Use PowerPoint as a visual aid, and not to kill your presentation

“I came hoping to get some relief of my ulcer but listening to him only stressed the ulcer the more.”  This is because in his presentation, the doctor had used PowerPoint as a verbal crutch not a visual aid. Use PowerPoint as a Visual Aid

If it’s been said once it’s been said a million times. PowerPoint Slides don’t talk-the presenter does; PowerPoint slides don’t connect with the audience-the presenter does. Avoiding Death by PowerPoint should be a speaker’s Holy Grail. I am not about to delve into the correct usage of slides. No. Google and others do that better. What I am on about is knowing when to use it-if you must. Slides (or any other visual teaching aid really) must be used as a visual aid and not a verbal crutch.

Relevance

Now then. Last Sunday I listened to a doctor talking to the audience about ulcers. He had 15 minutes to present and had 19 slides! Save for the one slide that showed the diagram of a stomach, the content in the rest was better suited for medical students; it was technical. And the speaker didn’t bother to “speak in English” as I like to call it. That is, communicate in a language the audience will understand. Gastrointestinal it was on the slide and gastrointestinal it remained in his speech.

Personally, he “killed” me with his slides three minutes into his presentation. And so I drifted towards the audience whom I realized were “dead” too, glancing at their watches wondering when this pain would end. Someone who had ulcers put in best after the pain ended; he said, “I came hoping to get some relief on  my ulcer but listening to him only stressed the ulcer the more.”  The doctor had used PowerPoint as a verbal crutch not a visual aid.

Use PowerPoint as a Visual Aid

Use Power Point as a Visual Aid not Verbal crutch

A crutch is meant to support. One who has a fracture will lean on it to favour the broken leg. A verbal crutch is anything a speaker uses to “speak” for him. As an educator, I think this happens for three reasons. One, he doesn’t know how to say it. Two, it’s too much work Speaking in English. Or three, and this is more prevalent, he uses a verbal crutch, PowerPoint in this case, because other people use it. Talk of peer pressure! Further, successful Microsoft surely must know something we don’t. And so the vicious cycle continues. The artificial crutch grows in strength and the natural leg weakens, and, if unchecked, atrophies. At which point, the speaker might as well just email the presentation.

Visual aid

Now. A visual aid is used when it’s the best (if not, the only) way for the speaker to show what he is saying. For instance, a Science teacher who takes his students out of class, to see what pollination is about has used a visual aid. Also, a doctor speaking about the bone structure is best advised to come along with a real skeleton, or an image of one. Incidentally, I know of a CEO of a multinational manufacturing concern who threw out his marketing team who had come to dazzle him with PowerPoint slides of the proposed new packaging in his office. “Go bring me a prototype!”, he ordered. “I want to feel what the customer will”.

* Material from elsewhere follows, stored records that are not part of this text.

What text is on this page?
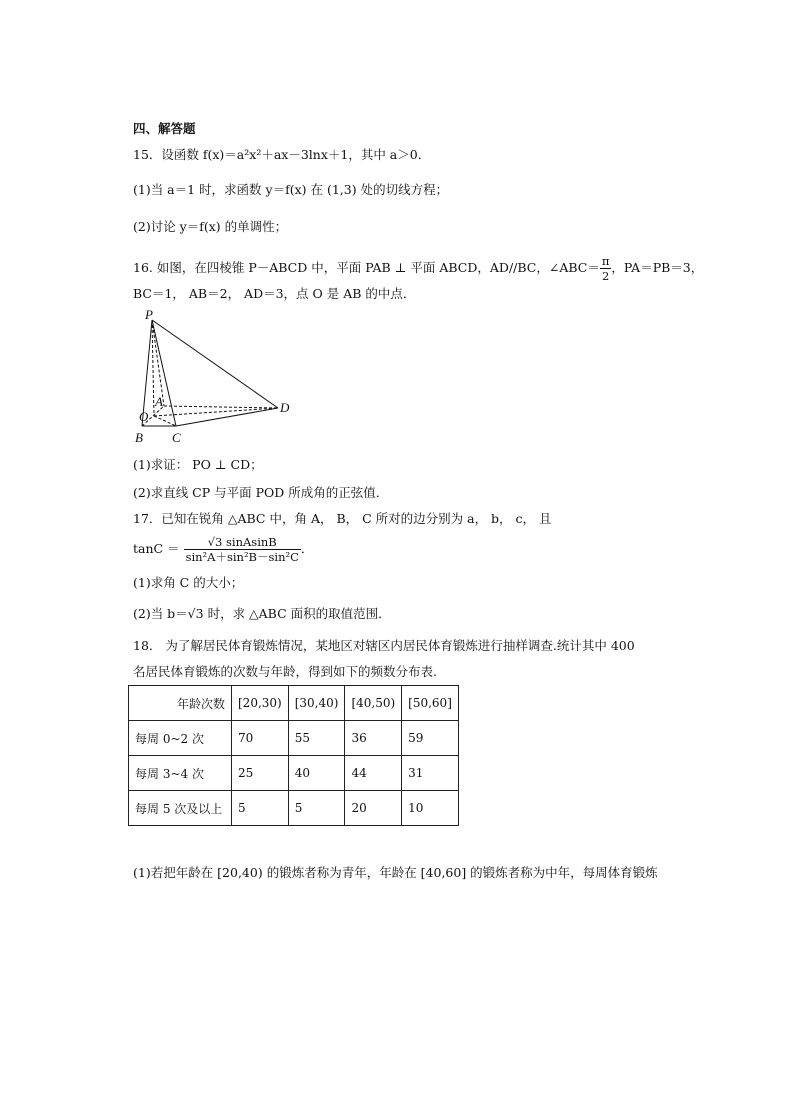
四、解答题
15．设函数 f(x)＝a²x²＋ax－3lnx＋1，其中 a＞0．
(1)当 a＝1 时，求函数 y＝f(x) 在 (1,3) 处的切线方程；
(2)讨论 y＝f(x) 的单调性；
16. 如图，在四棱锥 P－ABCD 中，平面 PAB ⊥ 平面 ABCD，AD//BC，∠ABC＝ $\frac{\pi}{2}$ ，PA＝PB＝3，
BC＝1， AB＝2， AD＝3，点 O 是 AB 的中点．
P
A
O
B C
D
(1)求证： PO ⊥ CD；
(2)求直线 CP 与平面 POD 所成角的正弦值．
17．已知在锐角 △ABC 中，角 A， B， C 所对的边分别为 a， b， c， 且
$\tan C = \frac{\text{√3 sinAsinB}}{\text{sin²A＋sin²B－sin²C}}$ ．
(1)求角 C 的大小；
(2)当 b＝√3 时，求 △ABC 面积的取值范围．
18． 为了解居民体育锻炼情况，某地区对辖区内居民体育锻炼进行抽样调查.统计其中 400
名居民体育锻炼的次数与年龄，得到如下的频数分布表.
年龄次数	[20,30)	[30,40)	[40,50)	[50,60]
每周 0~2 次	70	55	36	59
每周 3~4 次	25	40	44	31
每周 5 次及以上	5	5	20	10
(1)若把年龄在 [20,40) 的锻炼者称为青年，年龄在 [40,60] 的锻炼者称为中年，每周体育锻炼
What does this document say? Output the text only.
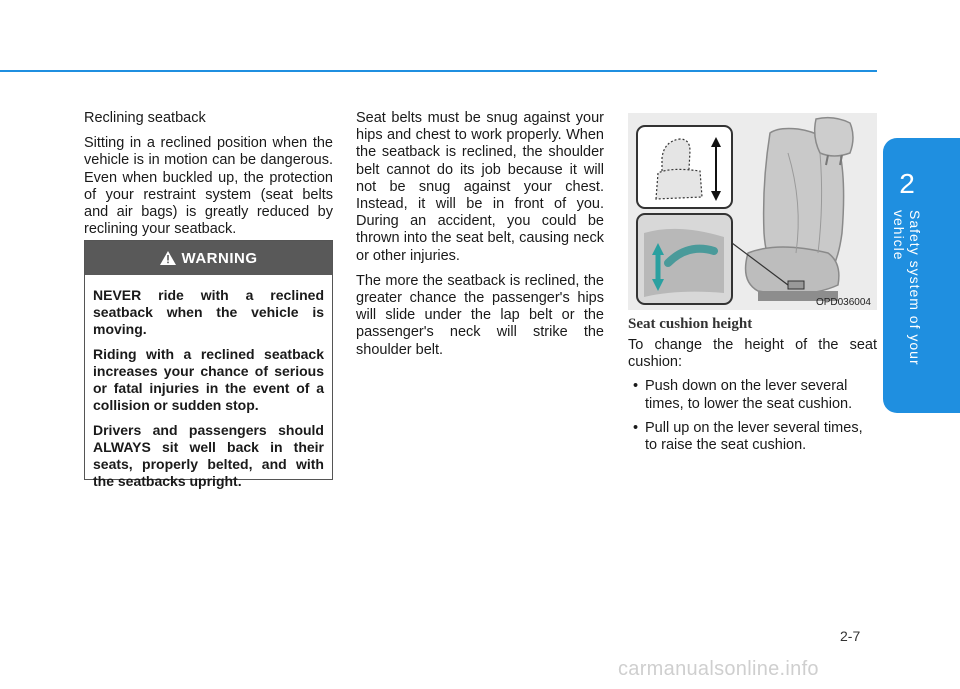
2
Safety system of your vehicle

Reclining seatback

Sitting in a reclined position when the vehicle is in motion can be dangerous. Even when buckled up, the protection of your restraint system (seat belts and air bags) is greatly reduced by reclining your seatback.

WARNING

NEVER ride with a reclined seatback when the vehicle is moving.

Riding with a reclined seatback increases your chance of serious or fatal injuries in the event of a collision or sudden stop.

Drivers and passengers should ALWAYS sit well back in their seats, properly belted, and with the seatbacks upright.

Seat belts must be snug against your hips and chest to work properly. When the seatback is reclined, the shoulder belt cannot do its job because it will not be snug against your chest. Instead, it will be in front of you. During an accident, you could be thrown into the seat belt, causing neck or other injuries.

The more the seatback is reclined, the greater chance the passenger's hips will slide under the lap belt or the passenger's neck will strike the shoulder belt.

OPD036004
Seat cushion height

To change the height of the seat cushion:

• Push down on the lever several times, to lower the seat cushion.
• Pull up on the lever several times, to raise the seat cushion.
2-7
carmanualsonline.info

And there’s a head of department who shared the story of how he’s never sure where his CEO stands. Once he told him he wants one slide-just one. And another where he stopped him short of starting a slide presentation, with this assertion: “I can read! What I want to hear is your version”. Which reminded me of how so many interviewees stumble at the question, “Tell us about yourself”. Most start verbalizing what is already on their CV.” In effect , using the CV as a verbal crutch.

Be audience aware

Tell me. As a lay person, how would you have reacted if the doctor hadn’t come with the slides. But instead, had started off by equating an ulcer to an open wound in the stomach exposed to the acids which digest food. And equated the burning sensation to a million times that which applying spirit inflames on a wound. And continued “Speaking in English”. Would you have drifted? I doubt. I know I wouldn’t.